令和4年10月1日より、優良な既存住宅について、増改築行為がなくても認定できる制度が開始されました。
長期優良住宅の認定基準
- 劣化対策(耐久性)
数世代にわたり住宅の構造躯体が使用できること。 - 耐震性
極めて稀に発生する地震に対し、継続利用のための改修の容易化を図るため、 損傷のレベルの低減を図ること。 - 維持管理・更新の容易性
構造躯体に比べて耐用年数が短い内装・設備について、維持管理(清掃・点検・補修・更新)を容易に行うために必要な措置が講じられていること。 - 可変性※1
居住者のライフスタイルの変化等に応じて間取りの変更が可能な措置が講じられていること。 - バリアフリー性※2
将来のバリアフリー改修に対応できるよう共用廊下等に必要なスペースが確保されていること。 - 省エネルギー性
断熱性能等の省エネルギー性能が確保されていること。 - 居住環境・自然災害配慮
良好な景観の形成その他の地域における居住環境の維持及び向上に配慮されたものであること。

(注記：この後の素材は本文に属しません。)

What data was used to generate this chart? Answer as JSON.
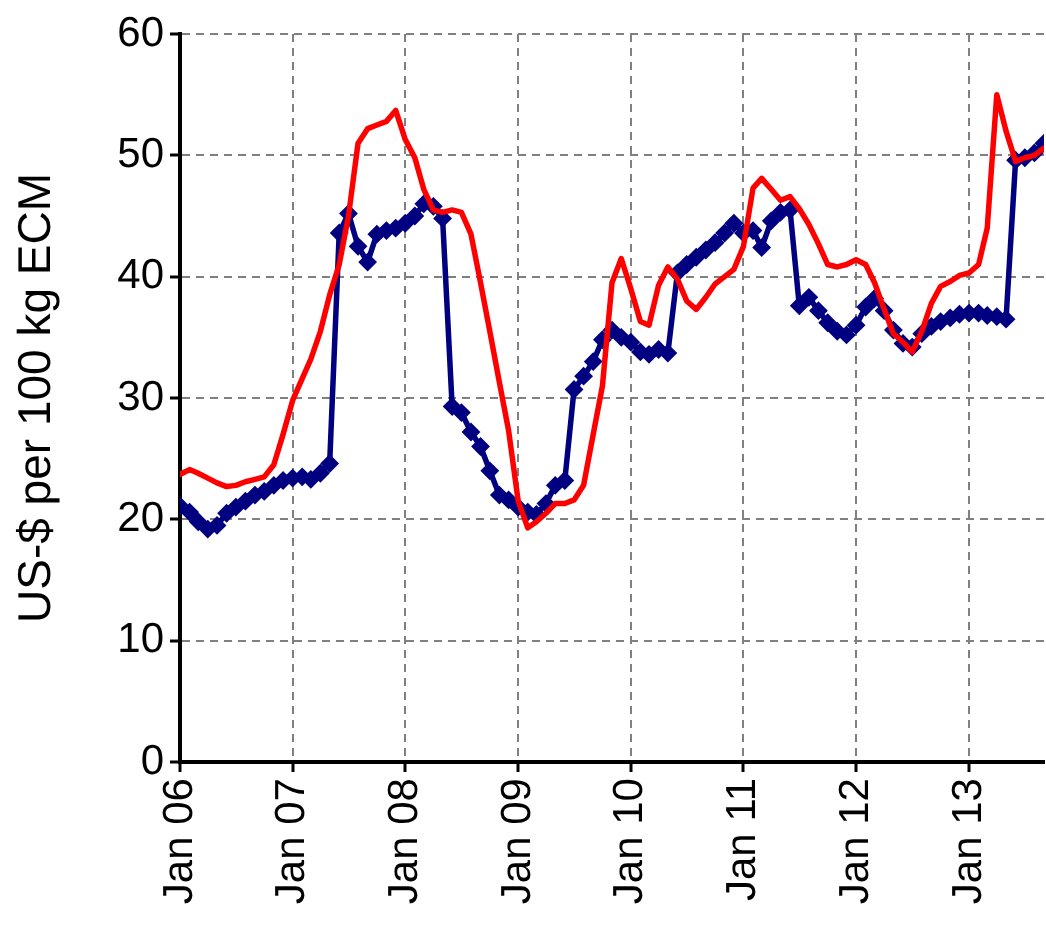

自然災害による被害の発生の防止又は低減に配慮されたものであること。 - 住戸面積
良好な居住水準を確保するために必要な規模を有すること。 - 維持保全の計画
建築時から将来を見据えて、定期的な点検・補修等に関する計画が策定されていること。
※1:共同住宅及び長屋の場合 ※2:共同住宅等の場合
認定後の維持保全等
- 住宅の維持保全
認定を受けた方は、建築完了後、認定を受けた維持保全計画に基づいて住宅のメンテナンスを行わなければなりません。
維持保全計画基準
- 以下の住宅の部分について、仕様に応じた点検項目および点検時期が指定されたものであること。

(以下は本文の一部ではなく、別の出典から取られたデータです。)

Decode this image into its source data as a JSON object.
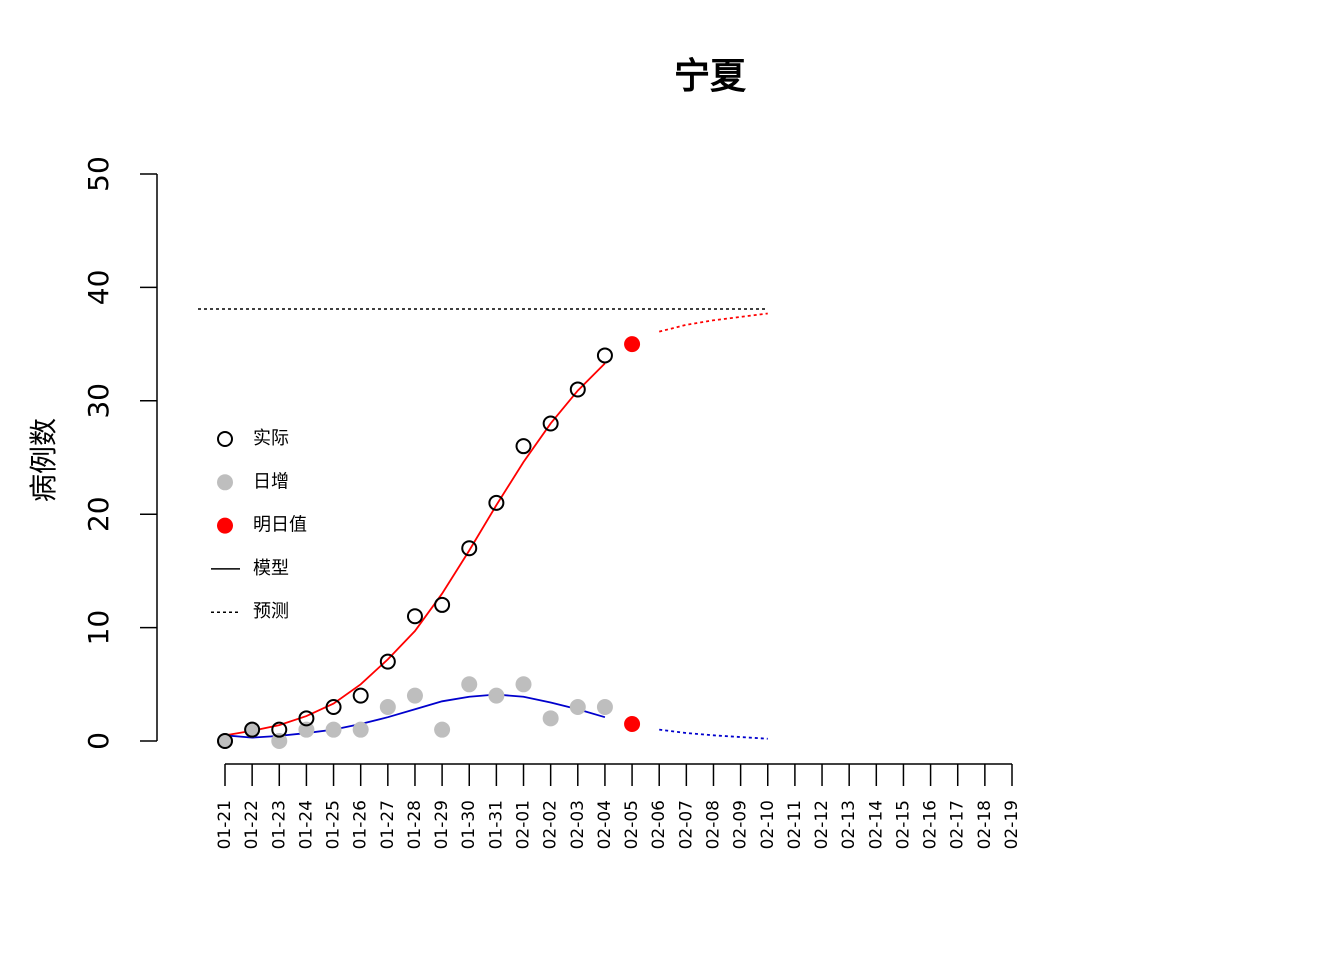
{
  "chart_data": {
    "type": "line",
    "title": "宁夏",
    "y_label": "病例数",
    "categories": [
      "01-21",
      "01-22",
      "01-23",
      "01-24",
      "01-25",
      "01-26",
      "01-27",
      "01-28",
      "01-29",
      "01-30",
      "01-31",
      "02-01",
      "02-02",
      "02-03",
      "02-04",
      "02-05",
      "02-06",
      "02-07",
      "02-08",
      "02-09",
      "02-10",
      "02-11",
      "02-12",
      "02-13",
      "02-14",
      "02-15",
      "02-16",
      "02-17",
      "02-18",
      "02-19"
    ],
    "ylim": [
      0,
      50
    ],
    "yticks": [
      0,
      10,
      20,
      30,
      40,
      50
    ],
    "series": [
      {
        "marker": "open",
        "color": "#000000",
        "values": [
          0,
          1,
          1,
          2,
          3,
          4,
          7,
          11,
          12,
          17,
          21,
          26,
          28,
          31,
          34,
          null,
          null,
          null,
          null,
          null,
          null,
          null,
          null,
          null,
          null,
          null,
          null,
          null,
          null,
          null
        ]
      },
      {
        "marker": "filled",
        "color": "#bebebe",
        "values": [
          0,
          1,
          0,
          1,
          1,
          1,
          3,
          4,
          1,
          5,
          4,
          5,
          2,
          3,
          3,
          null,
          null,
          null,
          null,
          null,
          null,
          null,
          null,
          null,
          null,
          null,
          null,
          null,
          null,
          null
        ]
      },
      {
        "marker": "filled",
        "color": "#ff0000",
        "values": [
          null,
          null,
          null,
          null,
          null,
          null,
          null,
          null,
          null,
          null,
          null,
          null,
          null,
          null,
          null,
          35,
          null,
          null,
          null,
          null,
          null,
          null,
          null,
          null,
          null,
          null,
          null,
          null,
          null,
          null
        ]
      },
      {
        "marker": "filled",
        "color": "#ff0000",
        "values": [
          null,
          null,
          null,
          null,
          null,
          null,
          null,
          null,
          null,
          null,
          null,
          null,
          null,
          null,
          null,
          1.5,
          null,
          null,
          null,
          null,
          null,
          null,
          null,
          null,
          null,
          null,
          null,
          null,
          null,
          null
        ]
      },
      {
        "line": "solid",
        "color": "#ff0000",
        "values": [
          0.5,
          0.9,
          1.4,
          2.2,
          3.3,
          5.0,
          7.2,
          9.7,
          13,
          16.8,
          20.8,
          24.6,
          28,
          30.9,
          33.3,
          null,
          null,
          null,
          null,
          null,
          null,
          null,
          null,
          null,
          null,
          null,
          null,
          null,
          null,
          null
        ]
      },
      {
        "line": "solid",
        "color": "#0000cd",
        "values": [
          0.5,
          0.3,
          0.45,
          0.7,
          1.0,
          1.5,
          2.1,
          2.8,
          3.5,
          3.9,
          4.1,
          3.9,
          3.4,
          2.8,
          2.1,
          null,
          null,
          null,
          null,
          null,
          null,
          null,
          null,
          null,
          null,
          null,
          null,
          null,
          null,
          null
        ]
      },
      {
        "line": "dotted",
        "color": "#ff0000",
        "values": [
          null,
          null,
          null,
          null,
          null,
          null,
          null,
          null,
          null,
          null,
          null,
          null,
          null,
          null,
          null,
          null,
          36.1,
          36.7,
          37.1,
          37.4,
          37.7,
          null,
          null,
          null,
          null,
          null,
          null,
          null,
          null,
          null
        ]
      },
      {
        "line": "dotted",
        "color": "#0000cd",
        "values": [
          null,
          null,
          null,
          null,
          null,
          null,
          null,
          null,
          null,
          null,
          null,
          null,
          null,
          null,
          null,
          null,
          1.0,
          0.7,
          0.5,
          0.35,
          0.2,
          null,
          null,
          null,
          null,
          null,
          null,
          null,
          null,
          null
        ]
      }
    ],
    "asymptote": 38.1,
    "legend": [
      {
        "label": "实际",
        "marker": "open",
        "color": "#000000"
      },
      {
        "label": "日增",
        "marker": "filled",
        "color": "#bebebe"
      },
      {
        "label": "明日值",
        "marker": "filled",
        "color": "#ff0000"
      },
      {
        "label": "模型",
        "line": "solid",
        "color": "#000000"
      },
      {
        "label": "预测",
        "line": "dotted",
        "color": "#000000"
      }
    ]
  }
}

(1)構造耐力上主要な部分(基礎、土台、壁、柱、小屋組、梁、すじかい等)
(2)雨水の侵入を防止する部分(屋根、外壁及びそれらに設ける開口部)
(3)給水設備・排水設備(給水又は排水の配管設備) - 上記の点検の時期がそれぞれ工事の完了又は直近の点検や修繕等から10年をこえないこと。

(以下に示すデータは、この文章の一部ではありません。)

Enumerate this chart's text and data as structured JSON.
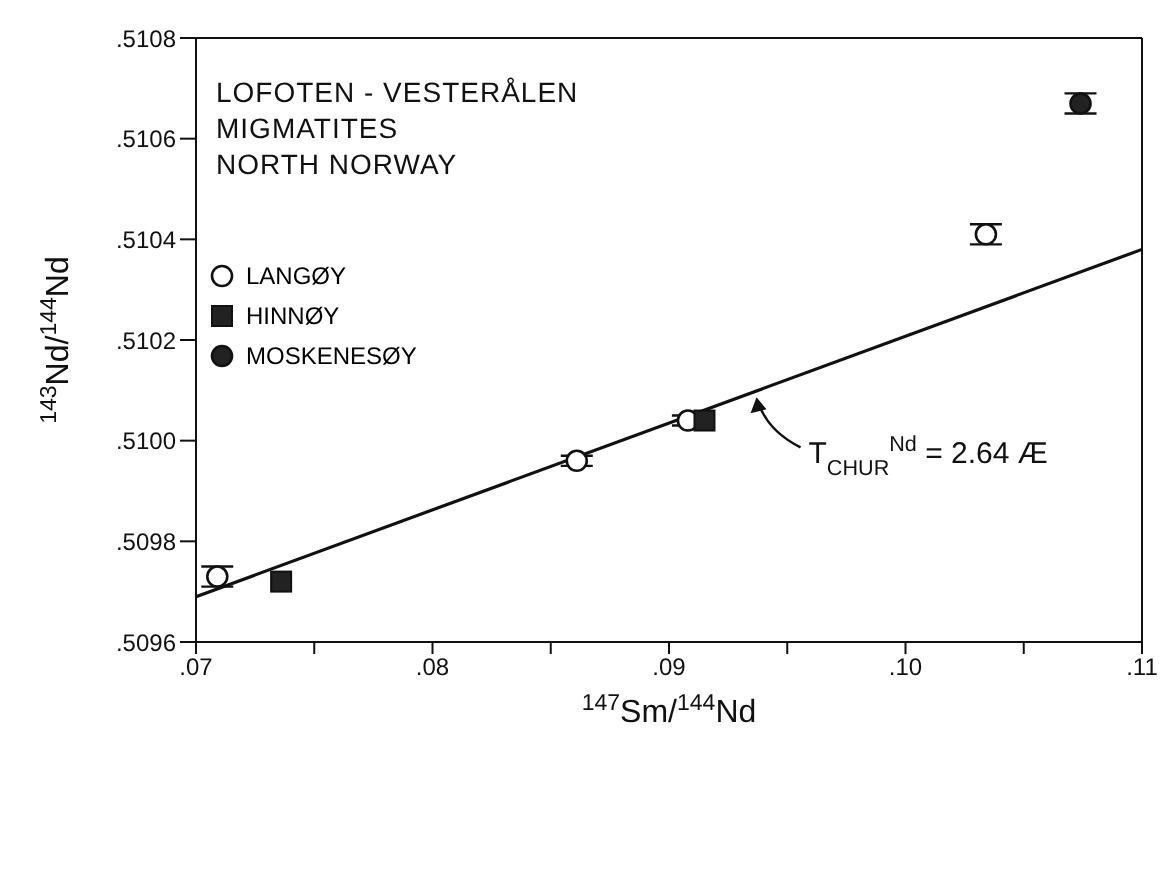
{
  "chart_data": {
    "type": "scatter",
    "annotations": [
      "LOFOTEN - VESTERÅLEN",
      "MIGMATITES",
      "NORTH NORWAY",
      {
        "text": "T$_{CHUR}$$^{Nd}$ = 2.64 Æ",
        "x": 0.0937,
        "y": 0.51009
      }
    ],
    "xlabel": "$^{147}$Sm/$^{144}$Nd",
    "ylabel": "$^{143}$Nd/$^{144}$Nd",
    "xlim": [
      0.07,
      0.11
    ],
    "ylim": [
      0.5096,
      0.5108
    ],
    "xticks": [
      {
        "value": 0.07,
        "label": ".07"
      },
      {
        "value": 0.075,
        "label": null
      },
      {
        "value": 0.08,
        "label": ".08"
      },
      {
        "value": 0.085,
        "label": null
      },
      {
        "value": 0.09,
        "label": ".09"
      },
      {
        "value": 0.095,
        "label": null
      },
      {
        "value": 0.1,
        "label": ".10"
      },
      {
        "value": 0.105,
        "label": null
      },
      {
        "value": 0.11,
        "label": ".11"
      }
    ],
    "yticks": [
      {
        "value": 0.5096,
        "label": ".5096"
      },
      {
        "value": 0.5098,
        "label": ".5098"
      },
      {
        "value": 0.51,
        "label": ".5100"
      },
      {
        "value": 0.5102,
        "label": ".5102"
      },
      {
        "value": 0.5104,
        "label": ".5104"
      },
      {
        "value": 0.5106,
        "label": ".5106"
      },
      {
        "value": 0.5108,
        "label": ".5108"
      }
    ],
    "grid": false,
    "legend": "top left",
    "series": [
      {
        "name": "LANGØY",
        "color": "#ffffff",
        "marker": "circle",
        "x": [
          0.0709,
          0.0861,
          0.0908,
          0.1034
        ],
        "values": [
          0.50973,
          0.50996,
          0.51004,
          0.51041
        ],
        "errors": [
          2e-05,
          1e-05,
          1e-05,
          2e-05
        ]
      },
      {
        "name": "HINNØY",
        "color": "#222222",
        "marker": "square",
        "x": [
          0.0736,
          0.0915
        ],
        "values": [
          0.50972,
          0.51004
        ]
      },
      {
        "name": "MOSKENESØY",
        "color": "#222222",
        "marker": "circle",
        "x": [
          0.1074
        ],
        "values": [
          0.51067
        ],
        "errors": [
          2e-05
        ]
      },
      {
        "type": "line",
        "color": "#111111",
        "marker": "none",
        "x": [
          0.07,
          0.11
        ],
        "values": [
          0.50969,
          0.51038
        ]
      }
    ]
  }
}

- 点検の結果、必要な修繕等を行うこととされていること。
- 地震時および台風時の臨時点検を実施することとされていること。
- 住宅の劣化状況に応じて、維持保全の方法について見直しを行うこととされていること。
- 計画に変更があった場合に必要に応じて維持保全の方法を変更することとされていること。
- 以下の住宅の部分について、仕様に応じた点検項目および点検時期が指定されたものであること。
- 認定を受けた計画の変更、住宅の相続・売買など
これらの場合には、所管行政庁に申請を行って認定又は承認を受ける必要があります。
- 所管行政庁への報告
所管行政庁から、長期優良住宅の工事内容や維持保全の状況について報告を求められた場合は、報告をする必要があります。所管行政庁から報告を求められたときに、報告をしない、又は虚偽の報告をした場合は、30万円以下の罰金に処せられることがあります。
- 建築や維持保全の記録の保存
法律により認定長期優良住宅の建築や維持保全の状況などに関する記録を作成し、保存しなければならないことになっています。